So he'll climb upon the couch and he'll lie on me for a little bit.
And then he'll go and lie on Aiden.
So he's sort of like, I love you both.
We're like, we don't care.
We know.
It's nice.
You're already jaded.
Yeah, absolutely.
Yeah, we get it.
We get it.
You love us.
You adore us.
I get it.
Whatever.
Give me some space.
I never asked.
Did you name your dog after Reteeth Gousen?
Yes.
The South African golfer.
Absolutely.
Yes.
Thank you. Nobody ever gets that reference.
Oh my God.
That would be so...
Goose, that's an interesting name.
Yes, he's named after Reteeth Gooseon.
The South African golfer, that I'm sure you know who they are.
That came up.
That was reading a quiz, newspaper trivia quiz the other day, and that was a question.

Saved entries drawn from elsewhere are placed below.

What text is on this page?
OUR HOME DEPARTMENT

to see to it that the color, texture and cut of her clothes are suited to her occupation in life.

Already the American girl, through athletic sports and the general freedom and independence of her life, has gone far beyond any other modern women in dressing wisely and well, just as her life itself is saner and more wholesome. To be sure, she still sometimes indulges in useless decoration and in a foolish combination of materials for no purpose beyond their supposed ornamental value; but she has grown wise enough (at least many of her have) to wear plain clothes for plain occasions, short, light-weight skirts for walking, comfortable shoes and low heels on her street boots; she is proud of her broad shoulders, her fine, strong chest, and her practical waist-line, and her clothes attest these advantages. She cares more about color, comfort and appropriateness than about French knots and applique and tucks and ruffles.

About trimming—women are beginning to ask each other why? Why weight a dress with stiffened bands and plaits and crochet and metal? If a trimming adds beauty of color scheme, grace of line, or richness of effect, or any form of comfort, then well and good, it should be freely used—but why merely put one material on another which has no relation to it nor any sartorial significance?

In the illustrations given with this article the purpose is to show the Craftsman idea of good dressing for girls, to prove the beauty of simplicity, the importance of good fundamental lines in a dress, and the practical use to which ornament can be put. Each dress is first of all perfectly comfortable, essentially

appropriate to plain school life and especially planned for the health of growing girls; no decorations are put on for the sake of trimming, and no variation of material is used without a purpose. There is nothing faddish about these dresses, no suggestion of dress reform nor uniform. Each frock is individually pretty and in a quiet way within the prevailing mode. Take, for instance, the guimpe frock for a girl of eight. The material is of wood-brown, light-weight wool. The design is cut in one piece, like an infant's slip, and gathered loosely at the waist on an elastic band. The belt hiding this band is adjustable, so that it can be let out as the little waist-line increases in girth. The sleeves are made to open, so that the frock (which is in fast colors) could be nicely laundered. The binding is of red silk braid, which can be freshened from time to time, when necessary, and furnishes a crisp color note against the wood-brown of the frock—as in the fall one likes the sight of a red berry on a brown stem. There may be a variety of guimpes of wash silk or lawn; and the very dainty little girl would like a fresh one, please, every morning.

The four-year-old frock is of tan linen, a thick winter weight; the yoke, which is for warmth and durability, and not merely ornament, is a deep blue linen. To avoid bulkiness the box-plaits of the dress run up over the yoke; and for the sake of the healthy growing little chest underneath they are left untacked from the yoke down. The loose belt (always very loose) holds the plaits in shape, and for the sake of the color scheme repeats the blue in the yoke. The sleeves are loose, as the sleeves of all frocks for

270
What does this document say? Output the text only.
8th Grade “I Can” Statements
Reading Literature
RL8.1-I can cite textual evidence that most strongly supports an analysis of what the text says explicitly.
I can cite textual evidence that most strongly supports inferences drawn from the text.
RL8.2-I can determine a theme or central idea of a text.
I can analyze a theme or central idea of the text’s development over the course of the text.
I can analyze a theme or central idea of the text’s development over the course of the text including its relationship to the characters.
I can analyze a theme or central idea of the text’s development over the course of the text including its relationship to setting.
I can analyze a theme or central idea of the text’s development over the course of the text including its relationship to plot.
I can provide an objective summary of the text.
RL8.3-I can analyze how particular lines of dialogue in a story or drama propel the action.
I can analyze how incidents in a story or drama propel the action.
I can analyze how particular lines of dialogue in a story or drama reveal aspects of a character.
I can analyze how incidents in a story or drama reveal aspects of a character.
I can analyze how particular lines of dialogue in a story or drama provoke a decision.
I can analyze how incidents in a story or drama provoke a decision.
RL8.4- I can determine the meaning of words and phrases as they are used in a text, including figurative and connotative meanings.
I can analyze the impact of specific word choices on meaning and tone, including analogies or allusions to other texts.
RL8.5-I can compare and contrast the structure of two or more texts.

Which golfer was known as the goose?
There you go.
That makes sense.
I'm like, Goosen.
I couldn't quite remember.
What a name.
Reteeth Goosen.
Incredible.
Thank you.
much, Claire. This one comes from Drew Foresberg, whose title is DeAngelo's Untitled. Does
everyone get that reference? That feels like it's... What is it again, say again? DeAngelo's Untitled.
Is that the name of a famous artwork or something? Dave, what does it mean? What does it mean?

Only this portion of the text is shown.